The giraffes at the Moscow Zoo like to eat apples from Poland, although they probably never meant their dietary preference to be a political statement.
But more than 6,000 animals at Russia's largest zoo have been caught up in the worst fight between Russia and the West since the Cold War. A wide-ranging ban on Western food imports announced last week by the Kremlin has forced a sudden diet change for creatures that eat newly forbidden fruit.
The sanctions against meat, fish, fruits and vegetables from the United States, the European Union and other Western countries were intended to strike a counterblow to nations that have hit Russia over its role in Ukraine's roiling insurgency. But the measures will also have an impact on stomachs at the zoo.
The sea lions crack open Norwegian shellfish. The cranes peck at Latvian herring. The orangutans snack on Dutch peppers. Now the venerable Moscow Zoo needs to find politically acceptable substitutes to satisfy finicky animal palates.
"They don't like Russian food," zoo spokeswoman Anna Kachurovskaya said. "They're extremely attached to what they like, so it's a hard question for us.
"We are not talking about brie. We're just talking about ordinary food." She stressed that none of the animals had such a specialised diet that they would go hungry.
Among Russian humans, the new one-year food ban – imposed in reaction to Western sanctions – has been met with widespread praise. "Like they say, we're kicking back," said Roman Kersonov, 25, a fire alarm technician.

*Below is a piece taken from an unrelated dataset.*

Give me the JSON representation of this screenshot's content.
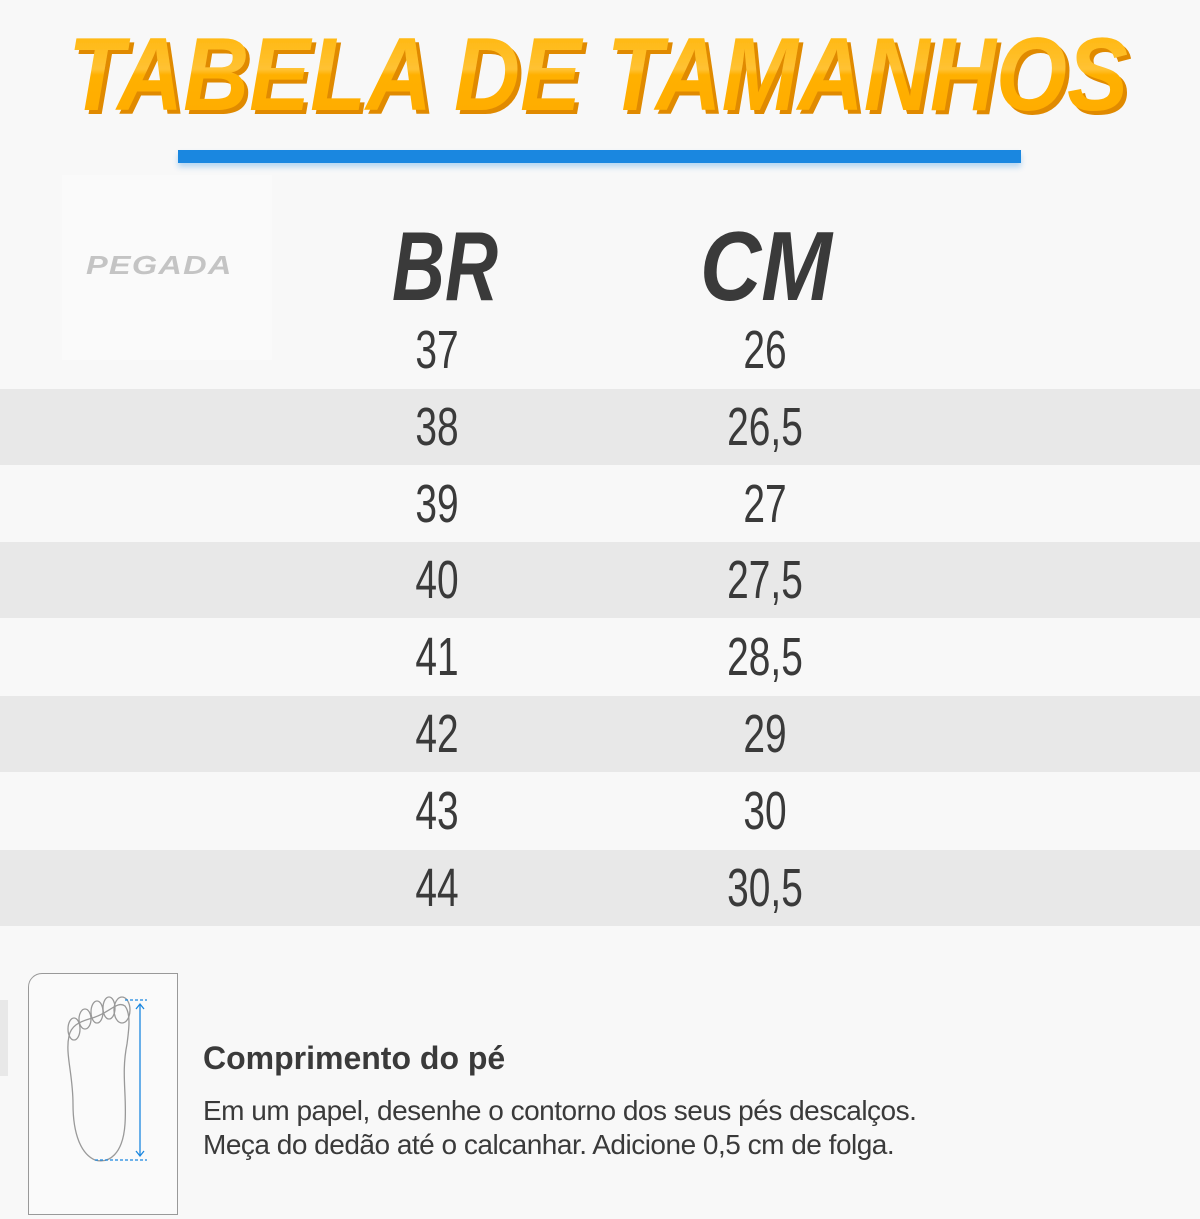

Substitutions may be difficult for the zoo, and food costs will rise. The sea lions' shellfish will have to come from Iceland. Russia can provide the apples, but because of inefficient supply chains, Russian apples are more expensive than Polish ones. Egypt and Turkey can supply many of the vegetables. The penguins eat fish from Argentina.
Orangutans, gorillas and monkeys are particularly finicky eaters, but Ms Kachurovskaya said they would adapt.
"In the wild, they eat what they have, not what they want," she said.